What is the lifetime track of an entrepreneur? As someone who is on the path to become one, all that I can hope for is success. What do I mean by success? For me it is one five-letter word…MONEY. Not in the sense of becoming a millionaire but having financial security. But if you already have financial security and have accomplished the life goals you have set for yourself, where do you go next? One opinion is to a work on a project you can put your whole heart behind. This is how “Basetrack” was created. Although I am not 100% sure what the project hopes to accomplish, my take away from the performance is that it is a project about what it means to be in the military in this day and age, and uses modern technology, both musically and visually, to tell this story.

“Basetrack” is the most recent project produced by Anne Hamburger, who has worked in several very diverse worlds within the arts: starting her own non-profit theatre in New York City, and creating an international division at Disney to produce the stage shows, fireworks and parades for the parks all over the globe. She recently left Disney and has become involved with “Basetrack,” a project that confronts a universal topic: the military. War has shaped the United States since it’s inception, and is a major component of our history. However, due to advancements in technology, the creation and popularity of social media, and the broadened spectrum of cable channels and news sources, the variety of sources and availability of information is higher than its ever been. In comparison to the 1960s and 70s, when Walter Cronkite’s nightly news broadcast was showing the first color images of the war in Vietnam, today we are bombarded with not only news casts and radio, but pictures and video, tweets and blog posts, all 24 hours a day, providing almost instant information about what is going on around the globe. To me, this was the thing “Basetrack” spotlighted the most. It uses the juxtaposition of projected pictures, video and recorded interviews of both service men in combat and their wives and/or girlfriends at home. The media is projected on a screen over a stage where a quartet of live musicians orchestrates the score by mixing live, deejayed and pre-produced musical elements together. In addition, there are 2 live actors, portraying a couple, who tell their story through both live action narration and a live video feed from a computer camera, which is then projected on to the screen above while the audience can see the actress sitting on stage and talking into the camera.
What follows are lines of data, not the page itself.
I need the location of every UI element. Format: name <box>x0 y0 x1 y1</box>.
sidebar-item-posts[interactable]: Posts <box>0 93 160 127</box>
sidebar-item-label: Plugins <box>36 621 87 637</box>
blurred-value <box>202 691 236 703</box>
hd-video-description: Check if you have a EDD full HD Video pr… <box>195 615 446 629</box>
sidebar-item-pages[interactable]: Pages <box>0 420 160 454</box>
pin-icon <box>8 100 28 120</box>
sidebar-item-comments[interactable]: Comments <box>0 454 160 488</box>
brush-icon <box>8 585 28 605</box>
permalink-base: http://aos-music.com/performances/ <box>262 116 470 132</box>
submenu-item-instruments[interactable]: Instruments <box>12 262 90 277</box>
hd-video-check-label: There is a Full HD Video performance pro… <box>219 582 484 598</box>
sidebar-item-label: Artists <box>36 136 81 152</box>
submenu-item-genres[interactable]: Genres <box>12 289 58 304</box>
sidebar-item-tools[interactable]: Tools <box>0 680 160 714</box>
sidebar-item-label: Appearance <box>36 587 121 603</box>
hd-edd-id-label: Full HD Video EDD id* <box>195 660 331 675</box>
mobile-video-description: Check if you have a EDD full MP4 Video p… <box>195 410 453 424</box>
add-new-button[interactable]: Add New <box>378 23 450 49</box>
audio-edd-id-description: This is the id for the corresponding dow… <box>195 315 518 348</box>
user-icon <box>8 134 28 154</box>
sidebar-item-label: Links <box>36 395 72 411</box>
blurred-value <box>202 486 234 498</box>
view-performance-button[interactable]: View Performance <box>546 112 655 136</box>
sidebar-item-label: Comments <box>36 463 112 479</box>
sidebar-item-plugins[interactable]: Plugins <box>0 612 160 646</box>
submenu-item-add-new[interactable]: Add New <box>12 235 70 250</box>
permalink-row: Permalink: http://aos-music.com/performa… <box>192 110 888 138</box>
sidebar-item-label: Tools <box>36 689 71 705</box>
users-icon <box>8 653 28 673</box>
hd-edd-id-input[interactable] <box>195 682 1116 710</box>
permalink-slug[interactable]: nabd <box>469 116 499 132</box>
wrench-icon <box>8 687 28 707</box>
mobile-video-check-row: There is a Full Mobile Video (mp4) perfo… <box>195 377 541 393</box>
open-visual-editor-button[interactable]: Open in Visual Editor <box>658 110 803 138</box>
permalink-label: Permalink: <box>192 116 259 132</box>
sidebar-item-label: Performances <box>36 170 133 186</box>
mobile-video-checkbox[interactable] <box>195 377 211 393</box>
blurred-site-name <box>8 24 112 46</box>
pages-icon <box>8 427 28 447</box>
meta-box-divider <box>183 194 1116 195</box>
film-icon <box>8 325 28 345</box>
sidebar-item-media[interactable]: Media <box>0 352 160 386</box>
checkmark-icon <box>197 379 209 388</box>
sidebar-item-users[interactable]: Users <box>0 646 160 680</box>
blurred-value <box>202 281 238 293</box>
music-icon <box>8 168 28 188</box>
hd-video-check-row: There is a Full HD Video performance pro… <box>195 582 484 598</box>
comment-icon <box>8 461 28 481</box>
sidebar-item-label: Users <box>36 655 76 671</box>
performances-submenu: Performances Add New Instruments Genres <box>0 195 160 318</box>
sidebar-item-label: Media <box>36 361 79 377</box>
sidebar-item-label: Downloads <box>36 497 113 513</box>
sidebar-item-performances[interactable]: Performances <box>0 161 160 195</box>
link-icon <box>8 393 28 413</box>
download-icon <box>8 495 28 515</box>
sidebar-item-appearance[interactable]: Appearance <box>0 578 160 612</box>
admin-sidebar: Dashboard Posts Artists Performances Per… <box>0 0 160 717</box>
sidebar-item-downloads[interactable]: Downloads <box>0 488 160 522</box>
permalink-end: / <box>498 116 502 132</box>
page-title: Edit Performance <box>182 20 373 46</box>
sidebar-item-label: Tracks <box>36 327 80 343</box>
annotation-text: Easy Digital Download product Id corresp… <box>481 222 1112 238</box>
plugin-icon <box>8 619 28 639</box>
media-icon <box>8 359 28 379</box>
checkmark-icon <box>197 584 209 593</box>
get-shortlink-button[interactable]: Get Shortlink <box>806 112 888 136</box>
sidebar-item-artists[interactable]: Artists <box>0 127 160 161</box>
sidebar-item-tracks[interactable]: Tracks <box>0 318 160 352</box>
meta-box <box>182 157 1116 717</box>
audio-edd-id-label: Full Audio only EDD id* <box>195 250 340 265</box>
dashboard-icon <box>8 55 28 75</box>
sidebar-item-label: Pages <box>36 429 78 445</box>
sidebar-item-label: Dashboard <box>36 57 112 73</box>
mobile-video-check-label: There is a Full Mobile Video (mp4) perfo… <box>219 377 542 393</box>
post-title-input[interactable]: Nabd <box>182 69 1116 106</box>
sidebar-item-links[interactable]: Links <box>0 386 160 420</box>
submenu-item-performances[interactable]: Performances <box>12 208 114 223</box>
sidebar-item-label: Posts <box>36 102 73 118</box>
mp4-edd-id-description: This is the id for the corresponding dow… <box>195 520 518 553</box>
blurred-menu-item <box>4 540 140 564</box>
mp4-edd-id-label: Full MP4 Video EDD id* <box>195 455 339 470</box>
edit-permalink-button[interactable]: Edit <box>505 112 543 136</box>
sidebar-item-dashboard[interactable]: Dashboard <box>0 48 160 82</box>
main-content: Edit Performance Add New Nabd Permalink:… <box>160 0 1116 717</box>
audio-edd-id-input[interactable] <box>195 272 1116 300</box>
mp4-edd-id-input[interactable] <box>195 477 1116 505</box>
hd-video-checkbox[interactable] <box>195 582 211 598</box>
My biggest fear about producing a work of this kind is that it seems to perpetuate untrue stereotypes about the military, especially the roles of the males and females and what roles they play in the military. This piece did not do anything to change the view point that men are those who go to war and women are the ones who stay home and take care of the family while the man is away. Not only has this story been told, it is not an accurate portrait of the military today where women make up 14.6% of all active duty personnel. For a performance that has so many other evolutionary, cutting edge technical and musical elements, I was disappointed that this part of the narrative did not evolve as well.
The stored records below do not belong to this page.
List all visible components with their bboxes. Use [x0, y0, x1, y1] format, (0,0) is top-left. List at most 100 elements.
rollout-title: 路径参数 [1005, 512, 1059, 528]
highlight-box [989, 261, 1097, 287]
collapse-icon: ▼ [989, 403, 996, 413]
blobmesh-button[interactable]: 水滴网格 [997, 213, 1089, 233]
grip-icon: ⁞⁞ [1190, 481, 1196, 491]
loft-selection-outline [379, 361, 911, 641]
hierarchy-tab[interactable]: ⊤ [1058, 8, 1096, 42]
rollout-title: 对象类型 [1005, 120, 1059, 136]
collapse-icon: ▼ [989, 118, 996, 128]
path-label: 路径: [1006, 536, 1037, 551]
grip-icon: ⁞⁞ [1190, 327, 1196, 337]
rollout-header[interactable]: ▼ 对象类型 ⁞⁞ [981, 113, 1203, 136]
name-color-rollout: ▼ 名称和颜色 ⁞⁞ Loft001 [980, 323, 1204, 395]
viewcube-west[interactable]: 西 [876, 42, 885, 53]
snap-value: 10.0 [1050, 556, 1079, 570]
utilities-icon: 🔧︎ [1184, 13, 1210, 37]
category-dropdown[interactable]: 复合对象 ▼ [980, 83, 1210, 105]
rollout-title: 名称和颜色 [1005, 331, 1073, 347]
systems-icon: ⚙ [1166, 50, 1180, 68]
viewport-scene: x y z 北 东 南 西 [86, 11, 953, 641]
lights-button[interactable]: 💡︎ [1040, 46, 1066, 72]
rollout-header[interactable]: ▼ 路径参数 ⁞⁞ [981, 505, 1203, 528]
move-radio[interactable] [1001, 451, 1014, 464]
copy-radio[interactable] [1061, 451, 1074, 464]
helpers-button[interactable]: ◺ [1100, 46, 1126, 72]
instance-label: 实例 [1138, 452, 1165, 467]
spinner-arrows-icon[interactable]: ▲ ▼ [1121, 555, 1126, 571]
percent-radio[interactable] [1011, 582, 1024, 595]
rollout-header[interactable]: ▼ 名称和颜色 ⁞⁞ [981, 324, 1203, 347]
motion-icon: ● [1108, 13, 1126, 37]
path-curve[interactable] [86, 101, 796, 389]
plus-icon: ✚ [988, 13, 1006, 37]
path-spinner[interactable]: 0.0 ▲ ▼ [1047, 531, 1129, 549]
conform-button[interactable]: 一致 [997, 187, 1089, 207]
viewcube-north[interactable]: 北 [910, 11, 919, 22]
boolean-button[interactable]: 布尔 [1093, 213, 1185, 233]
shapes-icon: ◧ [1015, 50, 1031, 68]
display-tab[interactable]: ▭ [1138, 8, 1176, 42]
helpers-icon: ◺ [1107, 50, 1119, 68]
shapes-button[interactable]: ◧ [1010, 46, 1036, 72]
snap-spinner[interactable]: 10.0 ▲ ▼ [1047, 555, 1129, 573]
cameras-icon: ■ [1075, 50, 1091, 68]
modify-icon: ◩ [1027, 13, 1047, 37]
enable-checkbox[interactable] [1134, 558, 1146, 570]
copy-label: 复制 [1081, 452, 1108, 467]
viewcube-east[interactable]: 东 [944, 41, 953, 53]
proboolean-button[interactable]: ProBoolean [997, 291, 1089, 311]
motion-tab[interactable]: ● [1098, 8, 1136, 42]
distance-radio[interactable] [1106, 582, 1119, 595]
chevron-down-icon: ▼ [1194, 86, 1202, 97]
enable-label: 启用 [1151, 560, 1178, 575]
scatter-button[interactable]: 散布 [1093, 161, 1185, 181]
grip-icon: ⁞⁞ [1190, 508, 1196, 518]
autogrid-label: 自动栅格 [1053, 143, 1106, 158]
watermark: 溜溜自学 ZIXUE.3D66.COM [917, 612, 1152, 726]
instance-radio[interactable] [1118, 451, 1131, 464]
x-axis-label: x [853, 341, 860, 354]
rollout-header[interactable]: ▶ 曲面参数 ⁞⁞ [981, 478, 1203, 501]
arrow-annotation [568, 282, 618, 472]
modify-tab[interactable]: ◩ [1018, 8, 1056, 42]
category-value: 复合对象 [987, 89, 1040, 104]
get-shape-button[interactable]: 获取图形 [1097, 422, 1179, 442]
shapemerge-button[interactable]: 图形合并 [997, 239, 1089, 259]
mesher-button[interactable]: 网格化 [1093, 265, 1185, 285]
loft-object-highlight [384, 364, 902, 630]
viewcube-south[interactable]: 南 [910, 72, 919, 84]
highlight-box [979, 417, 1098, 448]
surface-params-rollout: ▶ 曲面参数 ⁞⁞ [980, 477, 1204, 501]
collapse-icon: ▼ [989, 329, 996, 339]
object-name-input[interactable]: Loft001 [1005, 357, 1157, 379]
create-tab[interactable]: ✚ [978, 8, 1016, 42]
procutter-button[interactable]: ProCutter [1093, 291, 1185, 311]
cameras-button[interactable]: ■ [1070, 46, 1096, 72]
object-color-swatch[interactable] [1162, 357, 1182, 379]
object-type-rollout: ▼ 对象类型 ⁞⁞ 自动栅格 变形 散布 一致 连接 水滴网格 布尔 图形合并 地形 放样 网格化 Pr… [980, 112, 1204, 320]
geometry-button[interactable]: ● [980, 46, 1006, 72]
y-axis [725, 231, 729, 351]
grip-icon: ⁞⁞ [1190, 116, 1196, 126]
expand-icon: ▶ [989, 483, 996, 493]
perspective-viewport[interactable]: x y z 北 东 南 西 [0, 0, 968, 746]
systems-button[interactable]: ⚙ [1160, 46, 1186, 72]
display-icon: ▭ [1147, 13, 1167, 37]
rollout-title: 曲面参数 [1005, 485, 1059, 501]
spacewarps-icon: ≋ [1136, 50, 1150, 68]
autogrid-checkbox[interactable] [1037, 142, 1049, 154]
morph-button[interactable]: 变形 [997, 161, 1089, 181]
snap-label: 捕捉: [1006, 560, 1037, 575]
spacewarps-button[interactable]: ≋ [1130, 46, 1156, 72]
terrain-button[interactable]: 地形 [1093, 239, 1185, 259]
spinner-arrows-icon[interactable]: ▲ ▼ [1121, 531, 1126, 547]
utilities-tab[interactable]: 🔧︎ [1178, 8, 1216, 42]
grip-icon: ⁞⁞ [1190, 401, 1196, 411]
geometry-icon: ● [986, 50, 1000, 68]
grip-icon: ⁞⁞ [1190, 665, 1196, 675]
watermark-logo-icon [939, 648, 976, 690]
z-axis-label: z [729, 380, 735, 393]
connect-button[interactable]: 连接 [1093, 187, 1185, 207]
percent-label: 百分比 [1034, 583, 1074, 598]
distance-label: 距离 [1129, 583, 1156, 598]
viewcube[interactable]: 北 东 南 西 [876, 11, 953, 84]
Although I am not denying that the project is well produced, having visually stunning media elements and a hypnotic, enchanting score, from an entrepreneur’s point of view, I wonder if that is enough. I enjoyed the music, but overall I did not find it necessary for musicians to be live onstage. The impact of their score would have been the same if it was prerecorded and then the track was played digitally. I also felt like the whole performance did not need to be live. I did not feel any more connected to the characters that were live on stage than I was to those who were shown in the videos. If anything, I felt more drawn to the people in the videos than I did to the characters on stage, mostly because their story felt too scripted where the interviews felt more “real.” Because of these things, if I produced this piece I might have made the whole project a video, widening my audience base as the film could be shown in more places and to more people.

This leads me to a final unanswered question: how is the producer going to measure success for an unconventional piece like this?